Seanad debates

Thursday, 17 April 2008

Photo of Shane RossShane Ross (Independent)

I also wish to be associated with the tributes to former President Hillery. I regret that I was unable to attend the funeral yesterday. However, it is appropriate that everyone should pay tribute to this man who was, in his quiet way, as great a President as we have had.

I also wish to ask the Leader of the House to facilitate a full debate on financial regulation. While it sounds like a boring topic, it is highly important. At present financial regulation in Ireland is in a state of chaos and the high profile cases about which many people will have read in recent weeks show an inconsistency that is alarming. The House will be aware there was much rumpus about dealings in certain stocks and that the Financial Regulator came in rather late, supposedly to investigate those dealings.

However, there does not appear to be any consistency in what is happening.

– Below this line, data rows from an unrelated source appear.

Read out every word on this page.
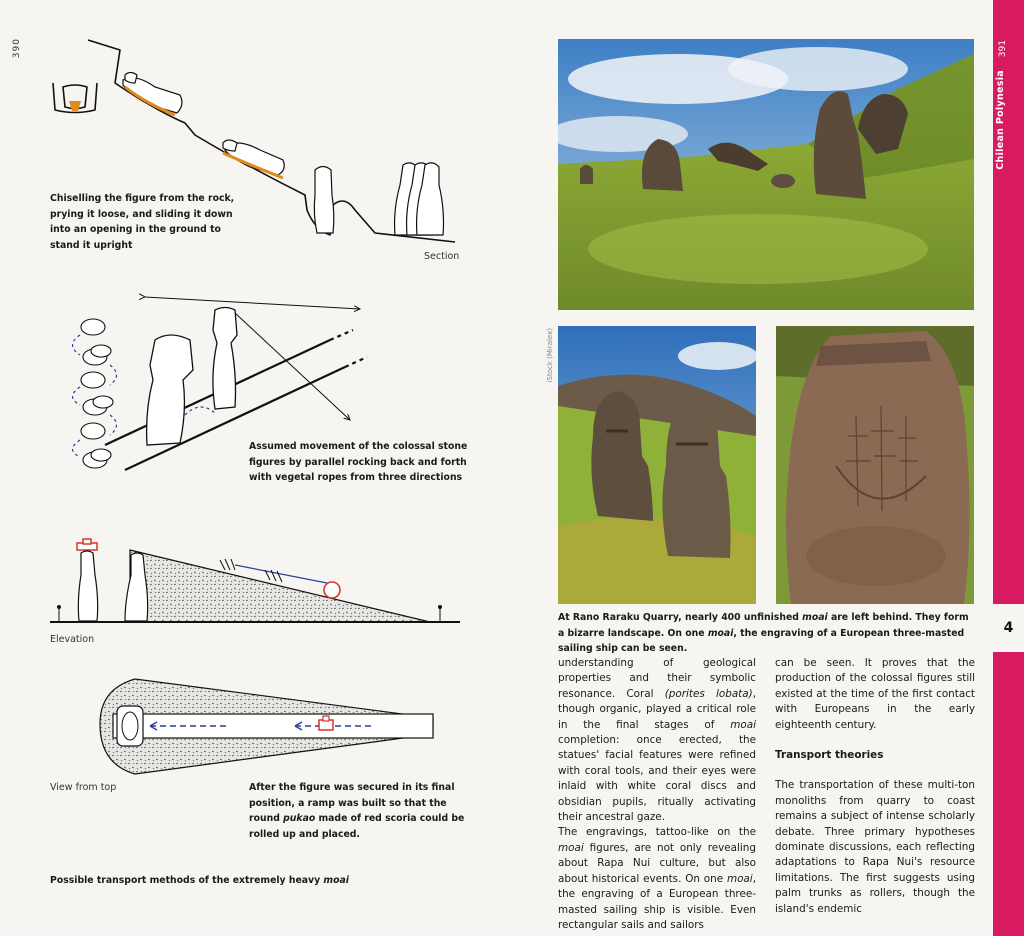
390
Chiselling the figure from the rock, prying it loose, and sliding it down into an opening in the ground to stand it upright
Section
Assumed movement of the colossal stone figures by parallel rocking back and forth with vegetal ropes from three directions
Elevation
View from top	After the figure was secured in its final position, a ramp was built so that the round pukao made of red scoria could be rolled up and placed.
Possible transport methods of the extremely heavy moai
iStock (Miralex)
At Rano Raraku Quarry, nearly 400 unfinished moai are left behind. They form a bizarre landscape. On one moai, the engraving of a European three-masted sailing ship can be seen.

understanding of geological properties and their symbolic resonance. Coral (porites lobata), though organic, played a critical role in the final stages of moai completion: once erected, the statues' facial features were refined with coral tools, and their eyes were inlaid with white coral discs and obsidian pupils, ritually activating their ancestral gaze.

The engravings, tattoo-like on the moai figures, are not only revealing about Rapa Nui culture, but also about historical events. On one moai, the engraving of a European three-masted sailing ship is visible. Even rectangular sails and sailors

can be seen. It proves that the production of the colossal figures still existed at the time of the first contact with Europeans in the early eighteenth century.

Transport theories

The transportation of these multi-ton monoliths from quarry to coast remains a subject of intense scholarly debate. Three primary hypotheses dominate discussions, each reflecting adaptations to Rapa Nui's resource limitations. The first suggests using palm trunks as rollers, though the island's endemic

4
391
Chilean Polynesia
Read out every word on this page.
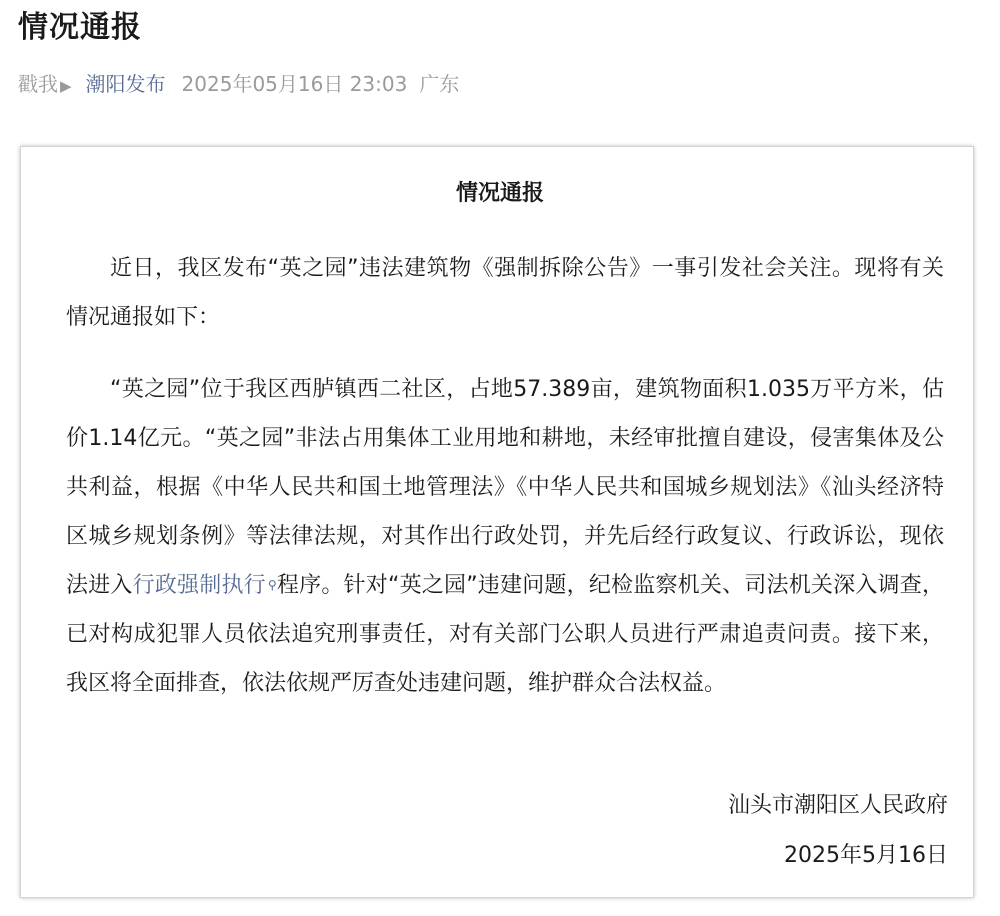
情况通报
戳我 ▶ 潮阳发布 2025年05月16日 23:03 广东
情况通报

近日，我区发布“英之园”违法建筑物《强制拆除公告》一事引发社会关注。现将有关情况通报如下：

“英之园”位于我区西胪镇西二社区，占地57.389亩，建筑物面积1.035万平方米，估价1.14亿元。“英之园”非法占用集体工业用地和耕地，未经审批擅自建设，侵害集体及公共利益，根据《中华人民共和国土地管理法》《中华人民共和国城乡规划法》《汕头经济特区城乡规划条例》等法律法规，对其作出行政处罚，并先后经行政复议、行政诉讼，现依法进入行政强制执行 ⚲程序。针对“英之园”违建问题，纪检监察机关、司法机关深入调查，已对构成犯罪人员依法追究刑事责任，对有关部门公职人员进行严肃追责问责。接下来，我区将全面排查，依法依规严厉查处违建问题，维护群众合法权益。

汕头市潮阳区人民政府
2025年5月16日
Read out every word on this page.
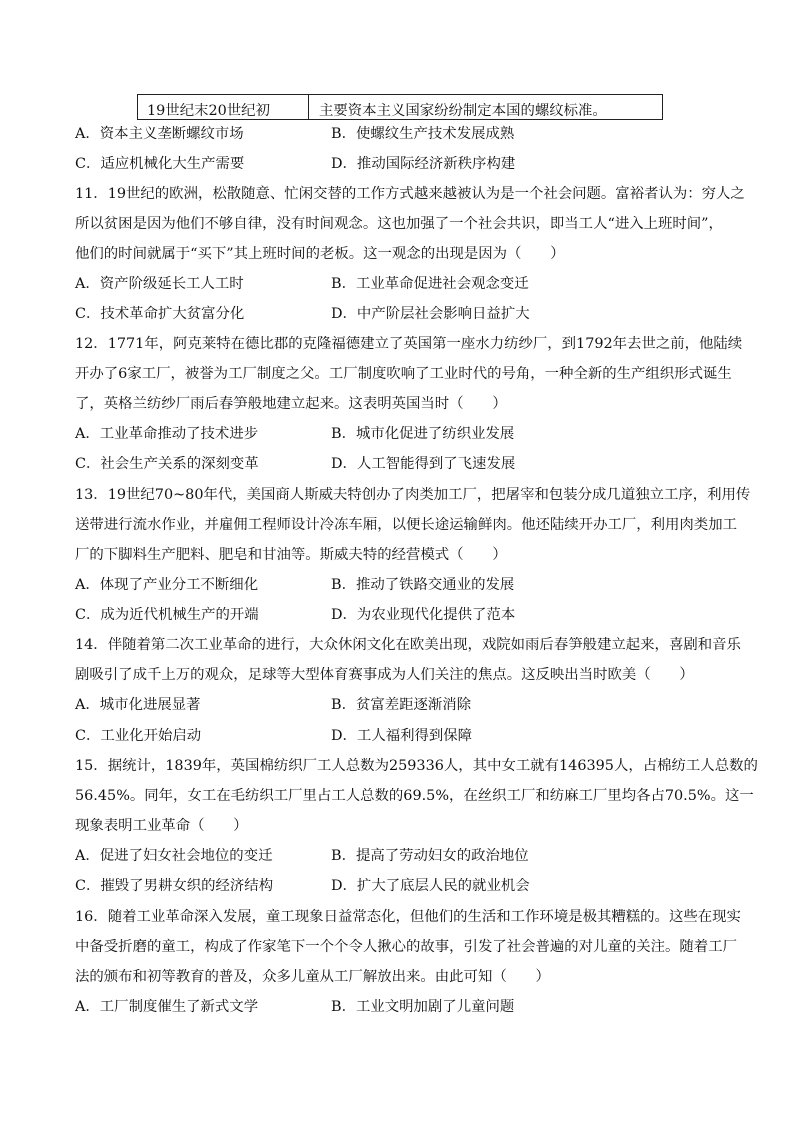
19世纪末20世纪初	主要资本主义国家纷纷制定本国的螺纹标准。
A．资本主义垄断螺纹市场	B．使螺纹生产技术发展成熟
C．适应机械化大生产需要	D．推动国际经济新秩序构建
11．19世纪的欧洲，松散随意、忙闲交替的工作方式越来越被认为是一个社会问题。富裕者认为：穷人之
所以贫困是因为他们不够自律，没有时间观念。这也加强了一个社会共识，即当工人“进入上班时间”，
他们的时间就属于“买下”其上班时间的老板。这一观念的出现是因为（　　）
A．资产阶级延长工人工时	B．工业革命促进社会观念变迁
C．技术革命扩大贫富分化	D．中产阶层社会影响日益扩大
12．1771年，阿克莱特在德比郡的克隆福德建立了英国第一座水力纺纱厂，到1792年去世之前，他陆续
开办了6家工厂，被誉为工厂制度之父。工厂制度吹响了工业时代的号角，一种全新的生产组织形式诞生
了，英格兰纺纱厂雨后春笋般地建立起来。这表明英国当时（　　）
A．工业革命推动了技术进步	B．城市化促进了纺织业发展
C．社会生产关系的深刻变革	D．人工智能得到了飞速发展
13．19世纪70~80年代，美国商人斯威夫特创办了肉类加工厂，把屠宰和包装分成几道独立工序，利用传
送带进行流水作业，并雇佣工程师设计冷冻车厢，以便长途运输鲜肉。他还陆续开办工厂，利用肉类加工
厂的下脚料生产肥料、肥皂和甘油等。斯威夫特的经营模式（　　）
A．体现了产业分工不断细化	B．推动了铁路交通业的发展
C．成为近代机械生产的开端	D．为农业现代化提供了范本
14．伴随着第二次工业革命的进行，大众休闲文化在欧美出现，戏院如雨后春笋般建立起来，喜剧和音乐
剧吸引了成千上万的观众，足球等大型体育赛事成为人们关注的焦点。这反映出当时欧美（　　）
A．城市化进展显著	B．贫富差距逐渐消除
C．工业化开始启动	D．工人福利得到保障
15．据统计，1839年，英国棉纺织厂工人总数为259336人，其中女工就有146395人，占棉纺工人总数的
56.45%。同年，女工在毛纺织工厂里占工人总数的69.5%，在丝织工厂和纺麻工厂里均各占70.5%。这一
现象表明工业革命（　　）
A．促进了妇女社会地位的变迁	B．提高了劳动妇女的政治地位
C．摧毁了男耕女织的经济结构	D．扩大了底层人民的就业机会
16．随着工业革命深入发展，童工现象日益常态化，但他们的生活和工作环境是极其糟糕的。这些在现实
中备受折磨的童工，构成了作家笔下一个个令人揪心的故事，引发了社会普遍的对儿童的关注。随着工厂
法的颁布和初等教育的普及，众多儿童从工厂解放出来。由此可知（　　）
A．工厂制度催生了新式文学	B．工业文明加剧了儿童问题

A couple of weeks ago, The Irish Times was fined, as was Phoenix magazine a little earlier. While I will not go into the details, they were fined €10,000 and €5,000, respectively, by the Financial Regulator for what appeared to be reasonably small offences. However, while the aforementioned offences were being punished with a great deal of fanfare and publicity, which was orchestrated by the Financial Regulator, another case in Dublin was finalised last Monday. I refer to the DCC v. Fyffes case, about which no one has done anything to attempt to remedy what happened.

This was an extremely serious case and was much more serious than what happened in respect of The Irish Times and Phoenix magazine. I now am free to talk about the case because it no longer is before the courts. There was a finding of insider dealing by the Supreme Court and none of the institutions that are meant to regulate the goings on at the Stock Exchange and in financial dealings did anything or have done anything thus far. I refer specifically to institutions such as the Irish Association of Investment Managers or IBEC, which as far as I am aware, has said nothing about it. The Stock Exchange and the Financial Regulator itself have allowed a situation — Senator Quinn referred to this some time ago — to develop whereby Ireland's regulation is a laughing stock.

In no other financial centre in the world would one of the largest companies in the State be able to make money out of what the Supreme Court has found to be insider dealing without anything happening. The whole matter simply went away. The insiders have eyeballed the regulator and the regulators have blinked because they themselves are insiders. Many of them, while not collaborating, are fearful of taking on people who are committing what at the least are torts.

It is imperative that the Leader of the House should allow Members to air these issues and to ask what is going on. This would not happen in the United States and I doubt whether it would happen in the United Kingdom. I can think of no other financial centre in which the sort of shenanigans that went on in the DCC v. Fyffes case would be allowed to continue. I ask the Leader to facilitate a debate on this issue.